Oh Christ! He cannot stand it. He runs through the lines and back again, looking where he has already looked. Where is the old man? Surely he cannot have gone far without Geoffrey’s help?
‘Thomas!’ he hears a man cry.
Half the men in the camp are called Thomas, but Thomas recognises William Hastings’s voice. He is at the head of a table with some men Thomas does not recognise. They are drinking wine and there is a pie on a board and a small dish of salt.
‘Thomas Everingham! Hero of Newnham! Come and join us in a drink,’ Hastings calls.
‘I cannot, sir, I am looking for Sir John.’ He explains his hurry.
‘Not because of the surgeon fellow? I thought Sir John’d managed to sort that out.’
‘It’s not that. They’ve caught him trying to run.’

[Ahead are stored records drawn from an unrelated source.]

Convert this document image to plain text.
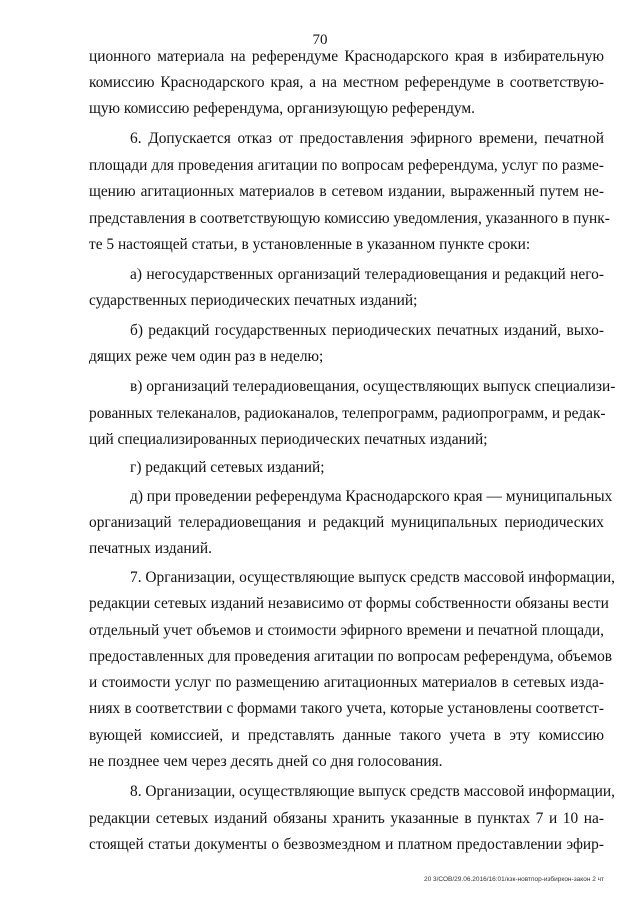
70
ционного материала на референдуме Краснодарского края в избирательную
комиссию Краснодарского края, а на местном референдуме в соответствую-
щую комиссию референдума, организующую референдум.
6. Допускается отказ от предоставления эфирного времени, печатной
площади для проведения агитации по вопросам референдума, услуг по разме-
щению агитационных материалов в сетевом издании, выраженный путем не-
представления в соответствующую комиссию уведомления, указанного в пунк-
те 5 настоящей статьи, в установленные в указанном пункте сроки:
а) негосударственных организаций телерадиовещания и редакций него-
сударственных периодических печатных изданий;
б) редакций государственных периодических печатных изданий, выхо-
дящих реже чем один раз в неделю;
в) организаций телерадиовещания, осуществляющих выпуск специализи-
рованных телеканалов, радиоканалов, телепрограмм, радиопрограмм, и редак-
ций специализированных периодических печатных изданий;
г) редакций сетевых изданий;
д) при проведении референдума Краснодарского края — муниципальных
организаций телерадиовещания и редакций муниципальных периодических
печатных изданий.
7. Организации, осуществляющие выпуск средств массовой информации,
редакции сетевых изданий независимо от формы собственности обязаны вести
отдельный учет объемов и стоимости эфирного времени и печатной площади,
предоставленных для проведения агитации по вопросам референдума, объемов
и стоимости услуг по размещению агитационных материалов в сетевых изда-
ниях в соответствии с формами такого учета, которые установлены соответст-
вующей комиссией, и представлять данные такого учета в эту комиссию
не позднее чем через десять дней со дня голосования.
8. Организации, осуществляющие выпуск средств массовой информации,
редакции сетевых изданий обязаны хранить указанные в пунктах 7 и 10 на-
стоящей статьи документы о безвозмездном и платном предоставлении эфир-
20 3/СОВ/29.06.2016/16:01/кзк-новтпор-избиркон-закон 2 чт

Hastings springs to his feet.
‘But he’s – Christ. What a waste. No. No. We can’t have that. Lead me to him. My word counts for something, enough perhaps to delay the inevitable.’
When they find her again, Katherine is standing under a tree in her shirt with her hat pushed back. She looks pitif
ully thin and in the watery sunlight her skin is translucent. One of Warwick’s men stands behind her, bending the damp rope to form a noose. Walter is still arguing with the vintenar. Katherine will still say nothing. It is as if she has already left them.
‘Hold fast! Hold up there!’
When he sees Hastings, the vintenar touches his knuckle to his helmet.
‘Sir,’ he says.
‘You can’t mean to hang this boy?’
‘Earl of Warwick’s orders, sir. Caught him the other side of the village over there. Put up a fight. Saved us a deal of time and trouble if we’d killed him there and then but his lordship wants an example made. So.’
Hastings turns to Katherine.
‘Is this true?’
Still Katherine says nothing. She will not even look at him.
‘Kit, you must say something in your defence. Otherwise—’
‘Get on and hang him,’ someone in the crowd jeers. The soldier throws the rope over the tree above her head.
‘Lucky he’s a little’un,’ he says, finding the branches thin.
Hastings holds out his hand.
‘There’ll be no one hanged here,’ he says.
The vintenar is surprised.
‘You’ll take responsibility?’
Hastings nods, but he is anxious. To countermand the Earl of Warwick is no small thing.
‘I will,’ he says. ‘I will.’
Thomas feels his heart beat again.
The crowd is disappointed.
‘Piss off, all of you,’ Walter snarls.
The vintenar nods to his men. The one with the rope pulls it down again and folds it into a sack. It is difficult to read his face: is he disappointed or relieved? The others mount their horses.
‘I don’t suppose this is the last we’ve heard of this,’ Hastings tells them. ‘But keep an eye on the boy and don’t let him wander off again.’
Walter nods.
‘Thank you, sir,’ he says.
‘I’d better find old Warwick before he finds me,’ Hastings says. His gaze lingers on Katherine, who will still not speak, and whose expression has hardly changed. ‘A handsome lad, you are, Kit, if only you’d fill out a bit, but you’ll never do that if you’re hanging by your neck from a tree.’